In his 35th studio album, Bob Dylan proves a few things to listeners. The first is that he still is an immaculate songwriter, one capable of creating beautiful landscapes and telling fantastic stories with each song. The second thing is that, at the ripe old age of 71, his voice isn’t getting any prettier. These two qualities are what make his latest album, “Tempest,” so flawless from start to finish.
This isn’t “The Freewheelin’ Bob Dylan” or the Bob Dylan from “The Times They Are a-Changing.” No, this man is an older, darker and more eccentric Bob Dylan. Make no mistake; “Tempest” is not for the faint-of-heart, casual Dylan fan. His voice at times borders on grating and the music … oh how the music has changed. Long gone are the days of yore, where Dylan plucked freely at his guitar strings and belted out long, whining notes on his harmonica. In fact, much to the chagrin of some casual fans, that iconic piece of Dylan, the bright silver harmonica, has been left at home for this album.
If you are able to get past these flaws and continue listening to the album, what you will find, is Dylan in his most stripped down and elemental form. His songwriting no longer centers on political protest. It seems that time has weathered Bob’s political tongue, and that he has started to concern himself less with politics and more with the more basic notions that make up life, like love, friendship and death. His storytelling seems to have only sharpened with the passage of time, and this album is chock full of gorgeous stories.
The album moves along with a fundamental, country, bluesy feeling, filled with crying violins and howling vocals. However, it starts out on a lighter note with Dylan philosophizing over the emotions a simple noise can evoke on “Duquesne Whistle.”
The album continues on with “Narrow Way,” a quintessential bluesy rocker that gets the tempo moving on the album. Soon after that though, the mood starts to become darker. “Scarlet Town” is a somber, rustic tune filled with chilling piano play. Dylan talks personal struggles and shortcomings saying, “In Scarlet Town, you fight your father’s foes/Up on the hill, a chilly wind blows.”

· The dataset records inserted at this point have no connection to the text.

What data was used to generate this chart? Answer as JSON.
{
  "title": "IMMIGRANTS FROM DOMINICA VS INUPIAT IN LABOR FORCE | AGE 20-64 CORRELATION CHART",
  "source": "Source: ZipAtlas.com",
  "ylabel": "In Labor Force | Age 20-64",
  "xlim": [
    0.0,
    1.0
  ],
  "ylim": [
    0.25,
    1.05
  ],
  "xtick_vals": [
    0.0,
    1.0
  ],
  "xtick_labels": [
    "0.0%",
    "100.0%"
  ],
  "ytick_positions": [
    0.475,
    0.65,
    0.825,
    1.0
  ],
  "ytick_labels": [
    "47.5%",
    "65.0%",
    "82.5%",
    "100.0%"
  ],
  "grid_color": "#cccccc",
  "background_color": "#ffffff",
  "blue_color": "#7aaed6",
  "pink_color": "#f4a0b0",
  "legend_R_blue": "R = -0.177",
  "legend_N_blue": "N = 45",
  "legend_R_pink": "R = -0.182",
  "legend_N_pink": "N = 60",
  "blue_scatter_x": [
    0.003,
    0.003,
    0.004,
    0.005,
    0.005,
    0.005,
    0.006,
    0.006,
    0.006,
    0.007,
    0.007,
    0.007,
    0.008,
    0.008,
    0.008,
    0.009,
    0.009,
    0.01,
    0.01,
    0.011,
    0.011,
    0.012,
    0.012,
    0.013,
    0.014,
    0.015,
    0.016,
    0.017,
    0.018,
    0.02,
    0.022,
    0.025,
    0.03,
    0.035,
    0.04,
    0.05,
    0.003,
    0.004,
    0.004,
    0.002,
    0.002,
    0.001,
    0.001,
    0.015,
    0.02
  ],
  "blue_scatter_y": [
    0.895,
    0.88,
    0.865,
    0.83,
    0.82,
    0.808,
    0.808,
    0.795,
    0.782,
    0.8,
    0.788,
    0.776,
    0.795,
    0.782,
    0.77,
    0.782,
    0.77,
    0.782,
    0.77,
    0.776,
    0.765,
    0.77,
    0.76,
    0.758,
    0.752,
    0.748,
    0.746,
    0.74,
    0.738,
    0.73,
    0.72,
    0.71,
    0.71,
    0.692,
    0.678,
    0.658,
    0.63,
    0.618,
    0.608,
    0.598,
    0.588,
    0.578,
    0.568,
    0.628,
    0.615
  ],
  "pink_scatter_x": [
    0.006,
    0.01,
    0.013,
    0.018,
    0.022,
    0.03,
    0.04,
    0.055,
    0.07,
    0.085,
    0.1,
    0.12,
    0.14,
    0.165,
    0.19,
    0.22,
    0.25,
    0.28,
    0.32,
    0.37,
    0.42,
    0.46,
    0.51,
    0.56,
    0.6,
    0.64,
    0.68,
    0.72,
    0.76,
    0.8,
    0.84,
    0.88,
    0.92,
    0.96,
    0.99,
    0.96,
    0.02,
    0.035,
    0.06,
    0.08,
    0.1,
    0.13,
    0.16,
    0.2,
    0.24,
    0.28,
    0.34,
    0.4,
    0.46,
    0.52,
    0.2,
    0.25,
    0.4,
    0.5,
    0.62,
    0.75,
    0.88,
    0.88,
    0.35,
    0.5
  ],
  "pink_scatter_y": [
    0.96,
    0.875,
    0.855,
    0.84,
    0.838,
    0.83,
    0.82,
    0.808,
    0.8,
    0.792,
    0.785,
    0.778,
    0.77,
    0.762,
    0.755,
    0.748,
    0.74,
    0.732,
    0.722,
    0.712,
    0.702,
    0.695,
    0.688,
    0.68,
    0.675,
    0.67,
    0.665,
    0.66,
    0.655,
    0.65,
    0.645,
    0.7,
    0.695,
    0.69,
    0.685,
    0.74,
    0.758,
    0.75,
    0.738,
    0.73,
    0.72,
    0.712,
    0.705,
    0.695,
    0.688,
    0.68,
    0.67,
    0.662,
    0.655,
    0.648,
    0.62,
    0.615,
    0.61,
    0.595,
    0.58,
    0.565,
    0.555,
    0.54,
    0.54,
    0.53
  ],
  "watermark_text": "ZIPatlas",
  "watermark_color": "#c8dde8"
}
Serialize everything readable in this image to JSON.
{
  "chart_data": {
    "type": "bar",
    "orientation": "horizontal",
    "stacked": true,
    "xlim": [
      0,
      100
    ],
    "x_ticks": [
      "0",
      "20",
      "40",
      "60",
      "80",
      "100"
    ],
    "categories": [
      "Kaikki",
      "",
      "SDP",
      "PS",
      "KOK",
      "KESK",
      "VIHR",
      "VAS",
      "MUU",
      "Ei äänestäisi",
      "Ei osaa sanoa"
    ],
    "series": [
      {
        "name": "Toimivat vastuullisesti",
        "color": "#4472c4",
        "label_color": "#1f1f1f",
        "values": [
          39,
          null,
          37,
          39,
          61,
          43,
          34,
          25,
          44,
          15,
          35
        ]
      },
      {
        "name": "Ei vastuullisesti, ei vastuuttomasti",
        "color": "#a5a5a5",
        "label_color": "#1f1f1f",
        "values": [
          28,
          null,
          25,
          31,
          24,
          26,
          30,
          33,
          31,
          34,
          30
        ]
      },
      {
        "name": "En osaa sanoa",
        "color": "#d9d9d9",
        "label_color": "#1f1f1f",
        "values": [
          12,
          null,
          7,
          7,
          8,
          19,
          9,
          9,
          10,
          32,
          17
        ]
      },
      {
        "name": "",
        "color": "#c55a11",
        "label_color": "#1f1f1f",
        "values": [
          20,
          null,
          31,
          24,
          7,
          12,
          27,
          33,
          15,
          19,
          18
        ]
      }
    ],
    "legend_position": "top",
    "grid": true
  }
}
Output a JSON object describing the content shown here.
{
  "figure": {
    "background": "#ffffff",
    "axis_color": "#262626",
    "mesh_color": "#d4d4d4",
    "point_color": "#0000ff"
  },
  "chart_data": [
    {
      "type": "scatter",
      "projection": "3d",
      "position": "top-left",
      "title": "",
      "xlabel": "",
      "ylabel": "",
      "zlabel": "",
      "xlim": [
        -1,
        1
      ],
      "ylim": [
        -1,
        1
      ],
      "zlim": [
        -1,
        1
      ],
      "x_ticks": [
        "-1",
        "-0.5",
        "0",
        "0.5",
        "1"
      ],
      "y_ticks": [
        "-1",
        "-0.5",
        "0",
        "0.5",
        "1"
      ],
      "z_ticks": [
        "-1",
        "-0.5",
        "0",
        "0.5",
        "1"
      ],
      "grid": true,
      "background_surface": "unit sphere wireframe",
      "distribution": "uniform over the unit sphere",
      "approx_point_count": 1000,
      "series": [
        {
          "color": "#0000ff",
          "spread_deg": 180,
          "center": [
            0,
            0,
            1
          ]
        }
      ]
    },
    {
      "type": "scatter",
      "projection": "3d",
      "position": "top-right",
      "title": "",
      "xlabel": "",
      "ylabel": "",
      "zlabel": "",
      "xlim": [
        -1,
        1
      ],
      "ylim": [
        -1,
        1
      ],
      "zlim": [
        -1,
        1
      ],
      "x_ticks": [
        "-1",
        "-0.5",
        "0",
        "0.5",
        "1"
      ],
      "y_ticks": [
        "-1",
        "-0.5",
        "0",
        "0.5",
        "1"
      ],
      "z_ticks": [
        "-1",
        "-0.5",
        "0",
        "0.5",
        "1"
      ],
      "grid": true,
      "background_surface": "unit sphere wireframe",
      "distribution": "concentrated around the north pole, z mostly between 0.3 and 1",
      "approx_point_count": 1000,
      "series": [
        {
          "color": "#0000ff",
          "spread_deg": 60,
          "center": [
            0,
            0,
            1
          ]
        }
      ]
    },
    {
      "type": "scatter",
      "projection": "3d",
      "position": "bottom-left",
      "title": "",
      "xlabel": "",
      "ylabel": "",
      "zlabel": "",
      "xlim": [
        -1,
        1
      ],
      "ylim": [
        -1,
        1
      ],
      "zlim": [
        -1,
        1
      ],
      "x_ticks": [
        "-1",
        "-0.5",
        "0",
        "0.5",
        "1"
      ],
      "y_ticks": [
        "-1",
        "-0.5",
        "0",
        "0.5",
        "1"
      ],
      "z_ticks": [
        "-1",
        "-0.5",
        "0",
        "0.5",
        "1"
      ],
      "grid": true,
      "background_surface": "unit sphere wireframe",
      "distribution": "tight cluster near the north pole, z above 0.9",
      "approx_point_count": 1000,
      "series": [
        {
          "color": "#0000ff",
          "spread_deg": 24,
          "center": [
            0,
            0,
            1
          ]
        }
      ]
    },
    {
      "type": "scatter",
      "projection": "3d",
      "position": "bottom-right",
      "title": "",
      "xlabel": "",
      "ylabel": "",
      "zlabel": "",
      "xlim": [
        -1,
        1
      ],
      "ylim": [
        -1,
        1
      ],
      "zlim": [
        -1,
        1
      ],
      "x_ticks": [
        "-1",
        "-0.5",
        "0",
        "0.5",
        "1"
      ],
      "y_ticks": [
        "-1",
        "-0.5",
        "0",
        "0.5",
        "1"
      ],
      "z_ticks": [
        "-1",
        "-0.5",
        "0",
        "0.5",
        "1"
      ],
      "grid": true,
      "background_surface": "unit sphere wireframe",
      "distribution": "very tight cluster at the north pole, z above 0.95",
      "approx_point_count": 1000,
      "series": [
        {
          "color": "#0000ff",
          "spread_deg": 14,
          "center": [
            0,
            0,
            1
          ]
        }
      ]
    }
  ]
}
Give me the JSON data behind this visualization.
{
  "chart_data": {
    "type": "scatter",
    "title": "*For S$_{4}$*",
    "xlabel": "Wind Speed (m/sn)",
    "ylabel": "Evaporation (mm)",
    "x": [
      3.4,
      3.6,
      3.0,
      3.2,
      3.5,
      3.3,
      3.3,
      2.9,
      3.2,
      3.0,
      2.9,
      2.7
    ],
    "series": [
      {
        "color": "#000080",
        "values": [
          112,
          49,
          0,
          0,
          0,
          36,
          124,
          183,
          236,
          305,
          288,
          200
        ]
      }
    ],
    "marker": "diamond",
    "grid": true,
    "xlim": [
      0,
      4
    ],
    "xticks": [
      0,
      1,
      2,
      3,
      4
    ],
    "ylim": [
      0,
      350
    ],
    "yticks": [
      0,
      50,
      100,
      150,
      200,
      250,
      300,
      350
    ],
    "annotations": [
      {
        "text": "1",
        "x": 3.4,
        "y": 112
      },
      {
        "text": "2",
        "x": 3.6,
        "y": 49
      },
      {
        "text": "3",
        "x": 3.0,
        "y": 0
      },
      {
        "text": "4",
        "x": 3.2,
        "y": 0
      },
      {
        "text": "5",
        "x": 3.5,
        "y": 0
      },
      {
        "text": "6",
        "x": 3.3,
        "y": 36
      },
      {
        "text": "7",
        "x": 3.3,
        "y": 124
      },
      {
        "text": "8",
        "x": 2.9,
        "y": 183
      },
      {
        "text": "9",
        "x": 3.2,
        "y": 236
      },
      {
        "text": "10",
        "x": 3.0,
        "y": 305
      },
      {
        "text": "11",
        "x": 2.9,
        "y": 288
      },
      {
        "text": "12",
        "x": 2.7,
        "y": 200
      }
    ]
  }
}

The mood continues downward in songs like “Tempest,” a 14-minute ballad about the Titanic tragedy. It doesn’t matter that Dylan wasn’t on the Titanic, or even that his account of its sinking isn’t that historically accurate. It’s the chilling imagery he conjures with lines like, “Dead bodies already floating/In the double-bottomed hull.” At the end of the song, it seems that Bob Dylan has told a story akin to James Cameron’s masterpiece.
The album ends with a sobering tribute to his old friend John Lennon in “Roll on, John.” He relives the feelings of grief and regret he felt for the loss of his friend, and in typical Dylan fashion uses imitation as an homage, harkening the classic Beatles song “A Day in The Life” when he states simply, “I heard the news today, oh boy.”
At the end of “Tempest,” you’re left with a grave reality. Like so many of those described in his new album, Bob’s time might soon come to pass. The reminiscent tone of the album at times feels more like a eulogy than a folk album, and may lead listeners to wonder if this could be Dylan’s swan song. For our sakes, I hope not. Because if this album proves anything, it’s that this old dog still has some gems left in him.